Thursday, February 25, 2016

Borderlands

The Borderlands series had never seemed too interesting in the past but I decided to buy the Humble Borderlands Bundle last summer regardless. I even paid for the full package because I like my games complete. The bundle did not include the third game, however -- only a coupon for it with a pretty short expiration date. I decided not to use it as The Pre-Sequel! will probably be on sale later on and I should play the two games first to see how much I even like them.

Borderlands ended up being pretty much exactly what I thought it to be. Unfortunately that means I did not find it the most entertaining experience. By the time I was finished with the game I had had quite enough. Too bad I still have Borderlands 2 to play through.

I believe my enjoyment was mostly limited due to playing the game in solo. BL is obviously designed co-operative gameplay in mind. 'Fight for your life', for instance, is clearly a moment meant for your partners to revive you. Getting second wind by yourself with a kill is clunky and I ended up just respawning more often than not.

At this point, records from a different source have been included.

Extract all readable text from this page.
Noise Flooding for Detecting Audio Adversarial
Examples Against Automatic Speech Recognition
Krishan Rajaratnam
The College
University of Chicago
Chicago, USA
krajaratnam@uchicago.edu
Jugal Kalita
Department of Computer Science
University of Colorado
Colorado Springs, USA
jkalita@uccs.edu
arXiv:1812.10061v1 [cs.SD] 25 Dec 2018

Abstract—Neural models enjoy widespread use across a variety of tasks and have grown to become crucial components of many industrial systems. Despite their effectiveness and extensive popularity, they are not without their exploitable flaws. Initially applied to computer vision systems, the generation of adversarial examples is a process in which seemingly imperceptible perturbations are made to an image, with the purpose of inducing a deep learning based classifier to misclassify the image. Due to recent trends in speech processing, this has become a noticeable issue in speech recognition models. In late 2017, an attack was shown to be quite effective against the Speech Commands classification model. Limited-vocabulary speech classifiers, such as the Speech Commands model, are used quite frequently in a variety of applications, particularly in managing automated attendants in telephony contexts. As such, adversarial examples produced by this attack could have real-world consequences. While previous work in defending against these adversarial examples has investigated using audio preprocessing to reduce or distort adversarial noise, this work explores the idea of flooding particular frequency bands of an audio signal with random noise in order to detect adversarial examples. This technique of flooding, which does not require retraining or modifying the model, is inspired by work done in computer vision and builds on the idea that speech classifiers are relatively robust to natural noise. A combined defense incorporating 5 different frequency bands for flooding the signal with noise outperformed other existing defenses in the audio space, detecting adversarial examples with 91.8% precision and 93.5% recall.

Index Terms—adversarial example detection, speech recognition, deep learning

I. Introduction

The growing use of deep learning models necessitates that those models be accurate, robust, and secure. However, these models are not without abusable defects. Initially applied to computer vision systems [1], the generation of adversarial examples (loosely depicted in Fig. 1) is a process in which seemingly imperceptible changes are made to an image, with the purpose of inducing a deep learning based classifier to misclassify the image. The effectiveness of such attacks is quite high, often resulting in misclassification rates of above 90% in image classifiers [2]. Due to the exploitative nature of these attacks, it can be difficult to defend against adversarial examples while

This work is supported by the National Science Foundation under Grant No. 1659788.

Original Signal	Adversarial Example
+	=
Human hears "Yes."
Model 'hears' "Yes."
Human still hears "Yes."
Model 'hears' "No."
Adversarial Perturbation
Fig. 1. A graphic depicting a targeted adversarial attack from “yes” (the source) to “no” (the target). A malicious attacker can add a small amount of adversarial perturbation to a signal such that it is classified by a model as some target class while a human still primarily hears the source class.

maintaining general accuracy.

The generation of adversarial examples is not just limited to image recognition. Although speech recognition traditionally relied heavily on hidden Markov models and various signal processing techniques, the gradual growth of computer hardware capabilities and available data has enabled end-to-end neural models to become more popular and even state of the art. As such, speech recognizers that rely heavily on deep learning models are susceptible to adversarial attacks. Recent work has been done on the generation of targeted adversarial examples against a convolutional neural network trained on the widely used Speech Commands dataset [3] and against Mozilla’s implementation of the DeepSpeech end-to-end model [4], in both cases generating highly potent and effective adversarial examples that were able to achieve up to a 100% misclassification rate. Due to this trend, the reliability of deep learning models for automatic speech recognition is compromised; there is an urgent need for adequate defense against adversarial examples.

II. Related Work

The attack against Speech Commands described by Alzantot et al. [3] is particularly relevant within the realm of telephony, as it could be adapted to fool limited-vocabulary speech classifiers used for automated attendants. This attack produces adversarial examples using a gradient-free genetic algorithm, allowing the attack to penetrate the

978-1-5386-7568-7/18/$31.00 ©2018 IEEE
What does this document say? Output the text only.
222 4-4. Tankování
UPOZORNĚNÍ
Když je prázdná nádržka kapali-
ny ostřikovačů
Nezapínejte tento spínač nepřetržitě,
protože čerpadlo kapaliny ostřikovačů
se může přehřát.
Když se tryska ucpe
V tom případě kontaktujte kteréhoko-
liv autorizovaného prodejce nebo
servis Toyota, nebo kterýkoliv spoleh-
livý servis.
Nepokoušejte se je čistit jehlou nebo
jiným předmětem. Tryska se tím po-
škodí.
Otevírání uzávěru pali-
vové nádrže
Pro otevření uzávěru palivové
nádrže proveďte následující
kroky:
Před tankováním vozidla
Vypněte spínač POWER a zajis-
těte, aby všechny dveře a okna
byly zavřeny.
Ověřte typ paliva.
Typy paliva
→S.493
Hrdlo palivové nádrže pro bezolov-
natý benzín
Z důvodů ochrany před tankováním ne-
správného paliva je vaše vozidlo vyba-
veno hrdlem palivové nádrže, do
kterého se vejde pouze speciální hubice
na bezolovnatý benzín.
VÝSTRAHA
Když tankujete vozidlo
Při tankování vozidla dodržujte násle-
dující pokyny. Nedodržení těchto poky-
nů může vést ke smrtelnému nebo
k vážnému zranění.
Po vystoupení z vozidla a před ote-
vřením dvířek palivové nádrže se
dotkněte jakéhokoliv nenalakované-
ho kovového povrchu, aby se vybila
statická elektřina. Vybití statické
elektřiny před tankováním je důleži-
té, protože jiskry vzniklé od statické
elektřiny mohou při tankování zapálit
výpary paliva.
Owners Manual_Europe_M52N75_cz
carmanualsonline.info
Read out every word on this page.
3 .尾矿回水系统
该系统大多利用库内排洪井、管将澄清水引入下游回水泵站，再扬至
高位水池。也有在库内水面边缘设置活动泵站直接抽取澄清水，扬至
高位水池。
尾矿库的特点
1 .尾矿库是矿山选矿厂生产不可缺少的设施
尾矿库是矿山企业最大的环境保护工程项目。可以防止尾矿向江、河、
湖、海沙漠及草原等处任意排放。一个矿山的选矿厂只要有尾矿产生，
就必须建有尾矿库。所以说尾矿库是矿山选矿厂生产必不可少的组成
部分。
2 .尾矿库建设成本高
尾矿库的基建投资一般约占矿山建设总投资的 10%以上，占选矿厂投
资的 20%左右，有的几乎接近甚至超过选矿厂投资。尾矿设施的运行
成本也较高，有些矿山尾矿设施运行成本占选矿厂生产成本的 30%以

I found BL to be rather difficult as well -- or at least until I was at level 25 or so. With hindsight, my playstyle was maybe a tad too aggressive for a low level character. My favored tactic was simply running into the middle of things to take stuff down with a shotgun or SMG. I think putting points in Inner Glow (healing while phasewalking) was one of the things that helped most later.

Higher weapon proficiencies definitely aided too by reducing reloading times. 2+ seconds is just way too long to fiddle with your gun in the thick of things. BL also has this odd feature of playing the weapon's arming animation after every action. It follows weapon switching, meleeing, and even after closing the menu. It really hampers the gameplay. I cannot fathom how they thought it was a good idea.

Another weird thing is how the interact button reloads your weapon if you press it while not targeting anything. It is apparently a remnant from porting the game from the console version where reload and interact are on the same button. The vehicles also have an unconventional control scheme -- you steer by moving mouse instead of using the A and D keys. It took a bit to get used to that.

Otherwise being a port did not show too much. The options menu lacks a few things, though, and I ended up downloading a very handy third party tool that allows you to configure some advanced settings for the game. Among other things, it has an option to enable a hotkey to increase your field of view.

A hotkey is needed as evidently changing FOV permanently is not possible and the game resets to the default every time you switch to first person camera when exiting a vehicle. Pressing F10 so often got bothersome but I continued doing so. Not because I was getting motion sickness but because one appears to move faster with a wider FOV. I recently learned about this when reading some discussion about racing game FOV. Going back to the default FOV from 90 always felt as if the game had become sluggish.

To me the most distinct feature of Borderlands might be its art style. The game uses a rendering technique called cel shading which gives it a comic book -like appearance. While not the first game to use it, BL is the first thing I think when I see something drawn in similar style. The art style makes the series very recognizable.

Borderlands uses the good old Unreal Engine 3, meaning it ran very smoothly and stable on my machine. Well, apart from the issue of crashing when it tried to give me the control of my character. Luckily I had again read the forums beforehand and knew exactly what file it was missing. Fixing the problem was as simple as making a copy of cudaart.dll and renaming it to physxcudart_20.dll. I am not sure what was up with that. Why did the game not come with it?

I think tedious is the word I would use to describe many things in Borderlands. For instance, I do not like how many games, BL included, have enemy spawn locations that blob out mobs one by one. When a game's main focus is killing stuff, such waiting is unbearable. I think in BL there might be some optimization involved too, but I would rather have all the enemies present at once. At the least their bodies do not disappear right away to break immersion. Bosses also took way too long to kill when my character was not yet that great.

Having more interesting skill trees would have easily made the game better. In addition to the colors of the item names, they seem to have copied the boring passive talents from vanilla World of Warcraft. Having only one active skill is also terribly dull. It does not offer enough variation to carry through a lengthy game such as this. The loot drops could also be better suited for the character you are playing. After experiencing Diablo 3's loot 2.0, it is hard to tolerate getting random crap all the time and useful upgrades only scarcely.

I also played through all the four DLCs the game has only to find them hardly worth it. The Zombie Island of Dr. Ned was the best of them as headshotting the zombies was fun and much easier than the regular BL enemies. Mad Moxxi's Underdome Riot on the other hand was the epitome of tediousness, though I did like the music and Brina Palencia's voice work as Moxxi.

The Secret Armory of General Knoxx and Claptrap's New Robot Revolution both felt largely like re-hashed content. Of the two, Secret Armory probably wins in bad design department. I do not get why there could not be fast travel hubs in the DLC. Instead you always have to drive yourself from one end of the maps to another along the long roads. You only get a slow vehicle at the start too. I sure do hope Borderlands 2's DLC are more inspired and better designed. I dislike the thought of having paid the full bundle price just for more recycled stuff.